El Hidhab est un joyau aujourd’hui qui gagne de l’argent. Pourquoi l’Etat l’a-t-il privatisé pour vouloir le reprendre maintenant tout en refusant le paiement de la tranche restée en suspens après une décision de justice ? ».
A Constantine, l’EGT Est compte remettre à la chaine Mariott le management des hôtels publics Panorama et le Cirta. La distorsion évoquée par Djillali Mehri ? La rénovation préalable des hôtels de l’EGT Est se fait sur fonds publics. C’est le cas de tous les hôtels publics.
Logiciel ? Rénover et réaliser des hôtels publics
L’action du gouvernement dans le domaine de l’hôtellerie en 2017 est bien la meilleure illustration de la persistance du modèle rentier de croissance et, du même coup, la preuve que le nouveau modèle demeure un slogan.
Un homme incarne parfaitement cette prédominance de la vision « dépense budgétaire » appliquée à un business liée à l’entreprise privée dans la quasi totalité de son périmètre dans le monde. Il s’agit justement du ministre en charge du tourisme, Abdelouahab Nouri.
Son logiciel principal de la politique du tourisme ? La rénovation du parc des hôtels publics. 68 d’entre eux sont en cours de rénovation pour un budget initial de 31 milliards de dinars. C’est supérieur aux 20 milliards de dinars attendus de la majoration de la taxe intérieure de consommation (la TIC) dans la loi de finances 2017.
Le nouveau modèle de croissance aurait remis sur le marché cet actif public déstructuré que demeure le parc hôtelier de l’Etat dans sa plus grande partie. Il en aurait fait une source de revenus immédiate par les recettes de ventes et une autre, pérenne, par la nouvelle assiette fiscale que l’activité, léguée au privé, va générer.
Au lieu de quoi Abdelouahab Nouri, wali de carrière et de pensée économique, cherche à faire des réalisations. Là ou il devrait créer un marché pour que Accor déploie plus vite son programme de 24 hôtels sur dix ans- il en sera, fin 2017, à seulement 9 hôtels en douze ans d’engagement- pour que d’autres grands groupes s’engagent en Algérie sur un agenda clair d’augmentation des dépenses des ménages en tourisme. Et d’ouverture du pays aux étrangers.
L’ancien modèle et son gardien du temple
Le nouveau modèle de croissance suppose une reprise de la réduction du périmètre marchand de l’Etat là où existe la concurrence. Il nécessite une part de dérégulation, afin d’accroitre l’attractivité des capitaux et une part d’audace pour briser les résistances des positions acquises.

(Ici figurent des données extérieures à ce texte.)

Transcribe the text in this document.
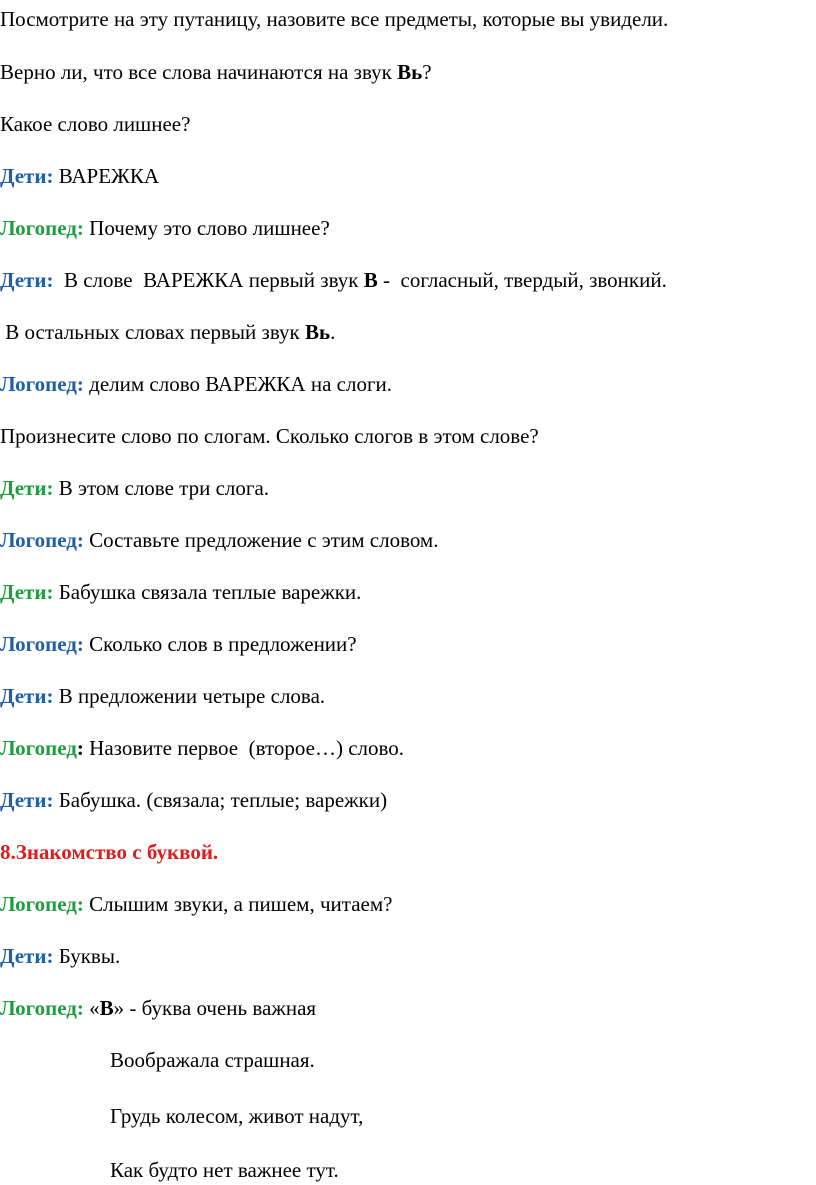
Посмотрите на эту путаницу, назовите все предметы, которые вы увидели.
Верно ли, что все слова начинаются на звук Вь?
Какое слово лишнее?
Дети: ВАРЕЖКА
Логопед: Почему это слово лишнее?
Дети:  В слове  ВАРЕЖКА первый звук В -  согласный, твердый, звонкий.
В остальных словах первый звук Вь.
Логопед: делим слово ВАРЕЖКА на слоги.
Произнесите слово по слогам. Сколько слогов в этом слове?
Дети: В этом слове три слога.
Логопед: Составьте предложение с этим словом.
Дети: Бабушка связала теплые варежки.
Логопед: Сколько слов в предложении?
Дети: В предложении четыре слова.
Логопед: Назовите первое  (второе…) слово.
Дети: Бабушка. (связала; теплые; варежки)
8.Знакомство с буквой.
Логопед: Слышим звуки, а пишем, читаем?
Дети: Буквы.
Логопед: «В» - буква очень важная
Воображала страшная.
Грудь колесом, живот надут,
Как будто нет важнее тут.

Dans le tourisme, deuxième source potentielle de revenus en devises pour l’Algérie les vingt prochaines années (avant de devenir la première), cela implique, entre autres, la reprise de la privatisation du parc hôtelier public et l’accélération des investissements privés, l’évolution vers l’Open Sky partiel pour rendre la visite de l’Algérie non prohibitive comme elle l’est actuellement, la simplification radicale de l’attribution du visa, l’un des plus compliqués à obtenir au monde.
Abdelouahab Nouri ne diffuse pas le sentiment qu’il est prêt à prendre des risques politiques pour faire avancer la part du tourisme dans le PIB algérien. Il donne même l’impression inverse. Celle de vouloir servir l’ancien modèle, en fait l’actuel, et son grand gardien du temple, le président Abdelaziz Bouteflika.
Tous les anciens amis du président l’avouent aujourd’hui. Bouteflika redoute la richesse et l’ouverture si elles impliquent une plus grande autonomie des acteurs et de la société. Il n’y aura donc que des faux semblants. Et des paradoxes terminaux (chers à Milan Kundera). Le groupe Accor d’un côté et l’EGT Est qui renationalise de l’autre. Dans la même ville.